SOUTH PORTLAND, Maine--(BUSINESS WIRE)--WEX Inc. (NYSE: WXS), a Delaware corporation (the “Company”), announced today that it priced the previously announced offering of 4.75% senior notes due 2023 (the “Notes”). The aggregate principal amount of the Notes is $400 million. The offering is being made to “qualified institutional buyers” as defined in Rule 144A under the Securities Act of 1933, as amended (the “Securities Act”), and in offshore transactions pursuant to Regulation S under the Securities Act.
The issuance of the Notes is anticipated to close on January 30, 2013. The Notes will pay interest on a semi-annual basis.
The Company intends to use the net proceeds of the offering to repay the outstanding amount under the revolving portion of the Company’s senior secured credit facility and to pay related fees and expenses and for general corporate purposes.

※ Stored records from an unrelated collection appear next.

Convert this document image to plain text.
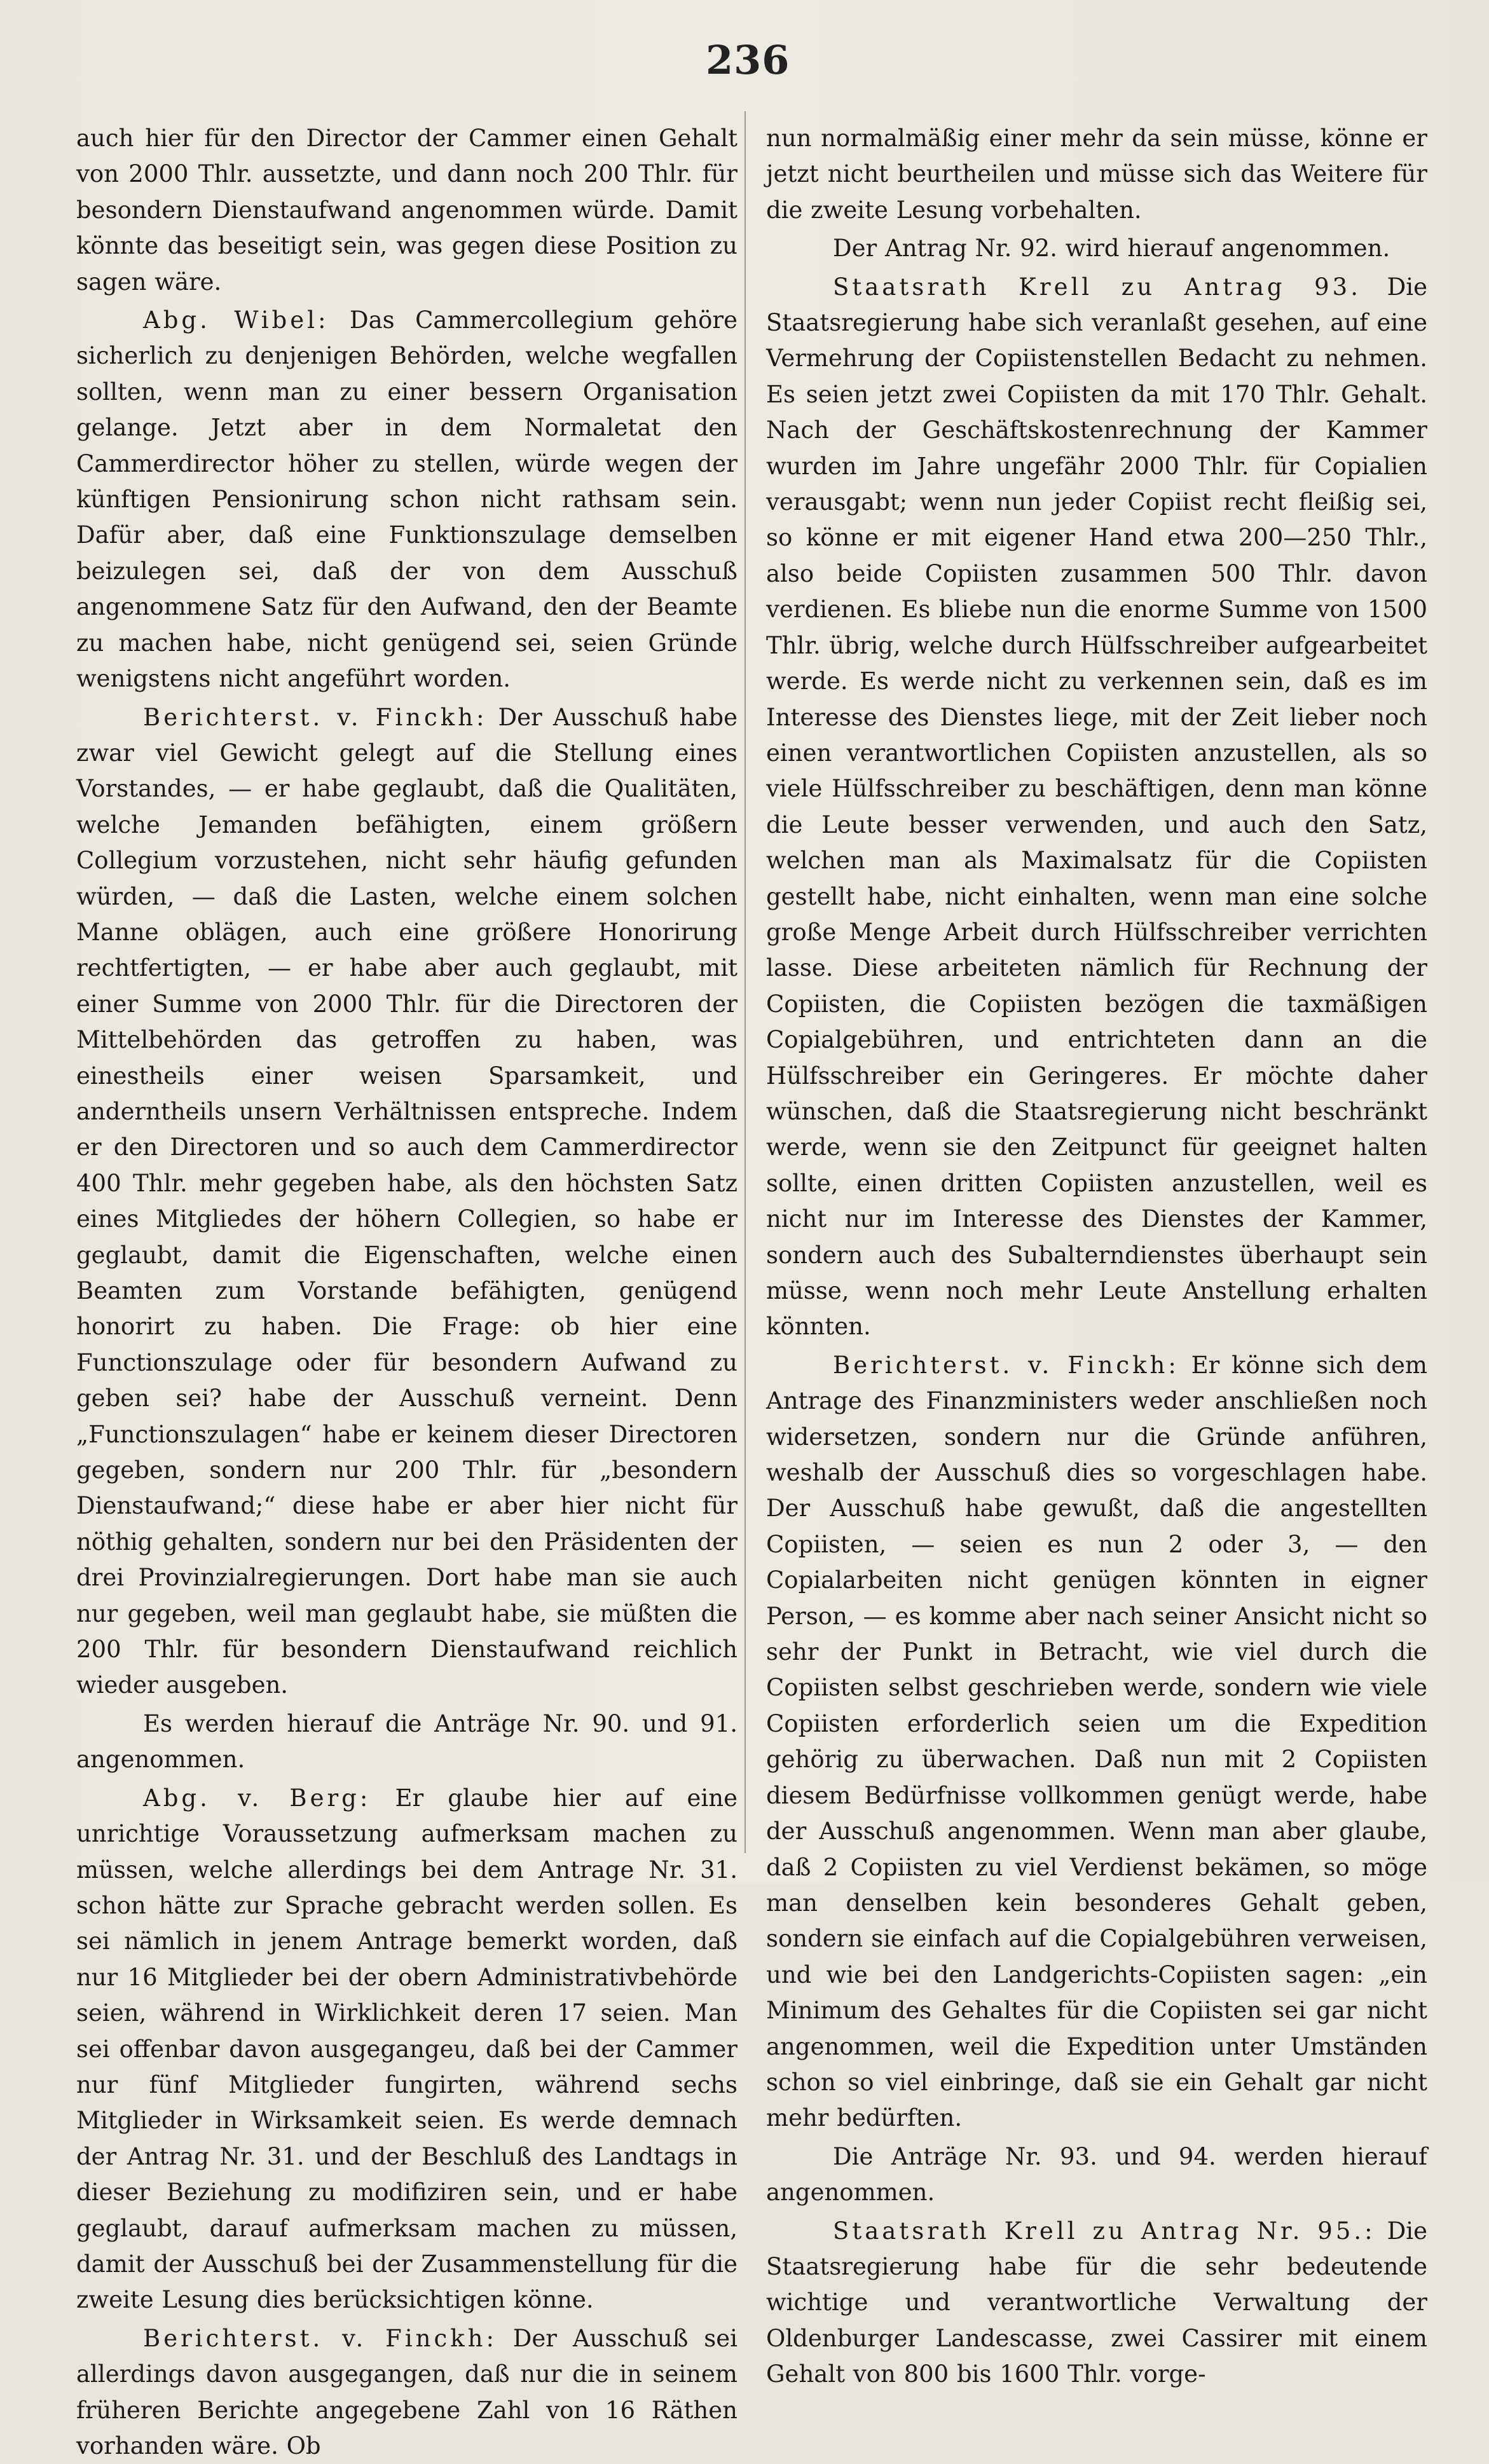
236

auch hier für den Director der Cammer einen Gehalt von 2000 Thlr. aussetzte, und dann noch 200 Thlr. für besondern Dienstaufwand angenommen würde. Damit könnte das beseitigt sein, was gegen diese Position zu sagen wäre.

Abg. Wibel: Das Cammercollegium gehöre sicherlich zu denjenigen Behörden, welche wegfallen sollten, wenn man zu einer bessern Organisation gelange. Jetzt aber in dem Normaletat den Cammerdirector höher zu stellen, würde wegen der künftigen Pensionirung schon nicht rathsam sein. Dafür aber, daß eine Funktionszulage demselben beizulegen sei, daß der von dem Ausschuß angenommene Satz für den Aufwand, den der Beamte zu machen habe, nicht genügend sei, seien Gründe wenigstens nicht angeführt worden.

Berichterst. v. Finckh: Der Ausschuß habe zwar viel Gewicht gelegt auf die Stellung eines Vorstandes, — er habe geglaubt, daß die Qualitäten, welche Jemanden befähigten, einem größern Collegium vorzustehen, nicht sehr häufig gefunden würden, — daß die Lasten, welche einem solchen Manne oblägen, auch eine größere Honorirung rechtfertigten, — er habe aber auch geglaubt, mit einer Summe von 2000 Thlr. für die Directoren der Mittelbehörden das getroffen zu haben, was einestheils einer weisen Sparsamkeit, und anderntheils unsern Verhältnissen entspreche. Indem er den Directoren und so auch dem Cammerdirector 400 Thlr. mehr gegeben habe, als den höchsten Satz eines Mitgliedes der höhern Collegien, so habe er geglaubt, damit die Eigenschaften, welche einen Beamten zum Vorstande befähigten, genügend honorirt zu haben. Die Frage: ob hier eine Functionszulage oder für besondern Aufwand zu geben sei? habe der Ausschuß verneint. Denn „Functionszulagen“ habe er keinem dieser Directoren gegeben, sondern nur 200 Thlr. für „besondern Dienstaufwand;“ diese habe er aber hier nicht für nöthig gehalten, sondern nur bei den Präsidenten der drei Provinzialregierungen. Dort habe man sie auch nur gegeben, weil man geglaubt habe, sie müßten die 200 Thlr. für besondern Dienstaufwand reichlich wieder ausgeben.

Es werden hierauf die Anträge Nr. 90. und 91. angenommen.

Abg. v. Berg: Er glaube hier auf eine unrichtige Voraussetzung aufmerksam machen zu müssen, welche allerdings bei dem Antrage Nr. 31. schon hätte zur Sprache gebracht werden sollen. Es sei nämlich in jenem Antrage bemerkt worden, daß nur 16 Mitglieder bei der obern Administrativbehörde seien, während in Wirklichkeit deren 17 seien. Man sei offenbar davon ausgegangeu, daß bei der Cammer nur fünf Mitglieder fungirten, während sechs Mitglieder in Wirksamkeit seien. Es werde demnach der Antrag Nr. 31. und der Beschluß des Landtags in dieser Beziehung zu modifiziren sein, und er habe geglaubt, darauf aufmerksam machen zu müssen, damit der Ausschuß bei der Zusammenstellung für die zweite Lesung dies berücksichtigen könne.

Berichterst. v. Finckh: Der Ausschuß sei allerdings davon ausgegangen, daß nur die in seinem früheren Berichte angegebene Zahl von 16 Räthen vorhanden wäre. Ob

nun normalmäßig einer mehr da sein müsse, könne er jetzt nicht beurtheilen und müsse sich das Weitere für die zweite Lesung vorbehalten.

Der Antrag Nr. 92. wird hierauf angenommen.

Staatsrath Krell zu Antrag 93. Die Staatsregierung habe sich veranlaßt gesehen, auf eine Vermehrung der Copiistenstellen Bedacht zu nehmen. Es seien jetzt zwei Copiisten da mit 170 Thlr. Gehalt. Nach der Geschäftskostenrechnung der Kammer wurden im Jahre ungefähr 2000 Thlr. für Copialien verausgabt; wenn nun jeder Copiist recht fleißig sei, so könne er mit eigener Hand etwa 200—250 Thlr., also beide Copiisten zusammen 500 Thlr. davon verdienen. Es bliebe nun die enorme Summe von 1500 Thlr. übrig, welche durch Hülfsschreiber aufgearbeitet werde. Es werde nicht zu verkennen sein, daß es im Interesse des Dienstes liege, mit der Zeit lieber noch einen verantwortlichen Copiisten anzustellen, als so viele Hülfsschreiber zu beschäftigen, denn man könne die Leute besser verwenden, und auch den Satz, welchen man als Maximalsatz für die Copiisten gestellt habe, nicht einhalten, wenn man eine solche große Menge Arbeit durch Hülfsschreiber verrichten lasse. Diese arbeiteten nämlich für Rechnung der Copiisten, die Copiisten bezögen die taxmäßigen Copialgebühren, und entrichteten dann an die Hülfsschreiber ein Geringeres. Er möchte daher wünschen, daß die Staatsregierung nicht beschränkt werde, wenn sie den Zeitpunct für geeignet halten sollte, einen dritten Copiisten anzustellen, weil es nicht nur im Interesse des Dienstes der Kammer, sondern auch des Subalterndienstes überhaupt sein müsse, wenn noch mehr Leute Anstellung erhalten könnten.

Berichterst. v. Finckh: Er könne sich dem Antrage des Finanzministers weder anschließen noch widersetzen, sondern nur die Gründe anführen, weshalb der Ausschuß dies so vorgeschlagen habe. Der Ausschuß habe gewußt, daß die angestellten Copiisten, — seien es nun 2 oder 3, — den Copialarbeiten nicht genügen könnten in eigner Person, — es komme aber nach seiner Ansicht nicht so sehr der Punkt in Betracht, wie viel durch die Copiisten selbst geschrieben werde, sondern wie viele Copiisten erforderlich seien um die Expedition gehörig zu überwachen. Daß nun mit 2 Copiisten diesem Bedürfnisse vollkommen genügt werde, habe der Ausschuß angenommen. Wenn man aber glaube, daß 2 Copiisten zu viel Verdienst bekämen, so möge man denselben kein besonderes Gehalt geben, sondern sie einfach auf die Copialgebühren verweisen, und wie bei den Landgerichts-Copiisten sagen: „ein Minimum des Gehaltes für die Copiisten sei gar nicht angenommen, weil die Expedition unter Umständen schon so viel einbringe, daß sie ein Gehalt gar nicht mehr bedürften.

Die Anträge Nr. 93. und 94. werden hierauf angenommen.

Staatsrath Krell zu Antrag Nr. 95.: Die Staatsregierung habe für die sehr bedeutende wichtige und verantwortliche Verwaltung der Oldenburger Landescasse, zwei Cassirer mit einem Gehalt von 800 bis 1600 Thlr. vorge-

The Notes have not been registered under the Securities Act and may not be offered or sold in the United States absent registration or an applicable exemption from the registration requirements of the Securities Act and other applicable securities laws.
This press release shall not constitute an offer to sell or the solicitation of an offer to buy the Notes, nor shall there be any offer, solicitation or sale of the Notes in any jurisdiction in which such offer, solicitation or sale would be unlawful. This notice is being issued pursuant to and in accordance with Rule 135c under the Securities Act.
Some of the statements in this press release are “forward-looking” and are made pursuant to the safe harbor provision of the Private Securities Litigation Reform Act of 1995. These “forward-looking” statements include statements relating to, among other things, the Notes and the senior secured credit facility. These statements involve risks and uncertainties that may cause results to differ materially from the statements set forth in this press release, including market conditions and the risks and uncertainties referenced from time to time in the Company’s filings with the Securities and Exchange Commission. The Company expressly disclaims any obligation or undertaking to release publicly any updates or revisions to such statements to reflect any change in its expectations with regard thereto or any changes in the events, conditions or circumstances on which any such statement is based.